Sicherungsanlage, Stw.1, St.Pölten Alpenbf., 30.4.1989

Statt der Formsignalhebel waren Hebelersatzschlösser montiert worden:

Signalschlösser auf der Hebelbank, Stw.1, St.Pölten Alpenbf., 30.4.1989

Neben dem Blockapparat (der keine Besonderheit hat) war das Schlüsselwerk für die Lichtsignale auf den Schieberkasten gestellt worden:

Blockapparat und Schlüsselwerk für Signale, Stw.1, St.Pölten Alpenbf., 30.4.1989

Für die drei Hauptgleise reichte dieser kleine Gleisanzeiger mit zwei Fahrstraßenknebeln am Schieberkasten:

Gleisanzeiger, Stw.1, St.Pölten Alpenbf., 30.4.1989

Und hier sieht man das gar nicht kleine Stellwerksgebäude von außen:

Stellwerk 1, St.Pölten Alpenbf., 30.4.1989

1989 hatte Brenner die Pt47 138 aus Polen gekauft, um sie später als 919.138 bei Sonderfahrten einzusetzen.
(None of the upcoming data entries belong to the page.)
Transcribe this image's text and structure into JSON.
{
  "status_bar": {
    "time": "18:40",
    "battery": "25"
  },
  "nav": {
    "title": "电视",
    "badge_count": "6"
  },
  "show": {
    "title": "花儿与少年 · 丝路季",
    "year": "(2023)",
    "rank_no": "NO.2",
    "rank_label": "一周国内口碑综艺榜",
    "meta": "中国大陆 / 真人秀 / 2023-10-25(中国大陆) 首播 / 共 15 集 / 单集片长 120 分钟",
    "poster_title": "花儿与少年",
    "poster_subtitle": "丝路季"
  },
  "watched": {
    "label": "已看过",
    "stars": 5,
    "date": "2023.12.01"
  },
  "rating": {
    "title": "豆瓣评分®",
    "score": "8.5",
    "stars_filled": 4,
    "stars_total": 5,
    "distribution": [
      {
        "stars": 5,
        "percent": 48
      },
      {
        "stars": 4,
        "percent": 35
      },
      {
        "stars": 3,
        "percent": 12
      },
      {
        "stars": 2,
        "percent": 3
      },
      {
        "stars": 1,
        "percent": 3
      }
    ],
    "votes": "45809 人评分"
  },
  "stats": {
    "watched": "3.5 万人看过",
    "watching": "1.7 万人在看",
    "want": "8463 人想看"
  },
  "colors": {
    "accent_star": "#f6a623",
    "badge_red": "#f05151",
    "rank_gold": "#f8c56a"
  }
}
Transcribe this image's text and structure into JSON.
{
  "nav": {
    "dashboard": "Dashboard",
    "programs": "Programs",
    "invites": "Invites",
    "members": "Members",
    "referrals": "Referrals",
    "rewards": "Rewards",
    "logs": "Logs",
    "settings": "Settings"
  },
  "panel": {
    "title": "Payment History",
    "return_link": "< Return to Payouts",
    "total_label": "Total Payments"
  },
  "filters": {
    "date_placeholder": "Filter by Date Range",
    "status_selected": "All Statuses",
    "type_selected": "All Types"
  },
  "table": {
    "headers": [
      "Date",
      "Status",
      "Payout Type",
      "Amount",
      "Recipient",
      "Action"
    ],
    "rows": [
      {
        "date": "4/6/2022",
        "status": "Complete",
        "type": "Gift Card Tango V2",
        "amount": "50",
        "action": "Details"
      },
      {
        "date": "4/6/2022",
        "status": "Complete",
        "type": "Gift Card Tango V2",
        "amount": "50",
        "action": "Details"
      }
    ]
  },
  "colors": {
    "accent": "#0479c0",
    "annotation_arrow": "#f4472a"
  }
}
Ende April stand sie noch unaufgearbeitet am Alpenbahnhof:

Pt47 138, St.Pölten Alpenbf., 30.4.1989

Pt47 138, St.Pölten Alpenbf., 30.4.1989

Als Denkmal war diese Zahnradlok vom Erzberg aufgestellt:

69.06, St.Pölten Alpenbf., 30.4.1989

Vom Leobersdorfer Bahnsteig habe ich im regnerischen Wetter noch einmal auf die Mariazellerbahnseite hinüberfotografiert, wo man das niedrige Bahnhofsgebäude sehen kann:

Bahnhofsgebäude an der Mariazellerbahn, St.Pölten Alpenbf., 30.4.1989

Und dann habe ich mich mit diesem Zug in die niederösterreichischen Alpen begeben:

2143 017 + 2143 028, St.Pölten Alpenbf., 30.4.1989

2 Kommentare:

  1. Die Sicherungsanlagen am Normalspurbahnhof sind noch die gleichen. Lediglich wurde ein Mittelbahnsteig errichtet und vermutlich 1 Gleis geopfert. Der Schmalspurbahnhof wird jetzt komplett umgebaut und die alte Sicherungsanlage wird sicher auch ersetzt werden.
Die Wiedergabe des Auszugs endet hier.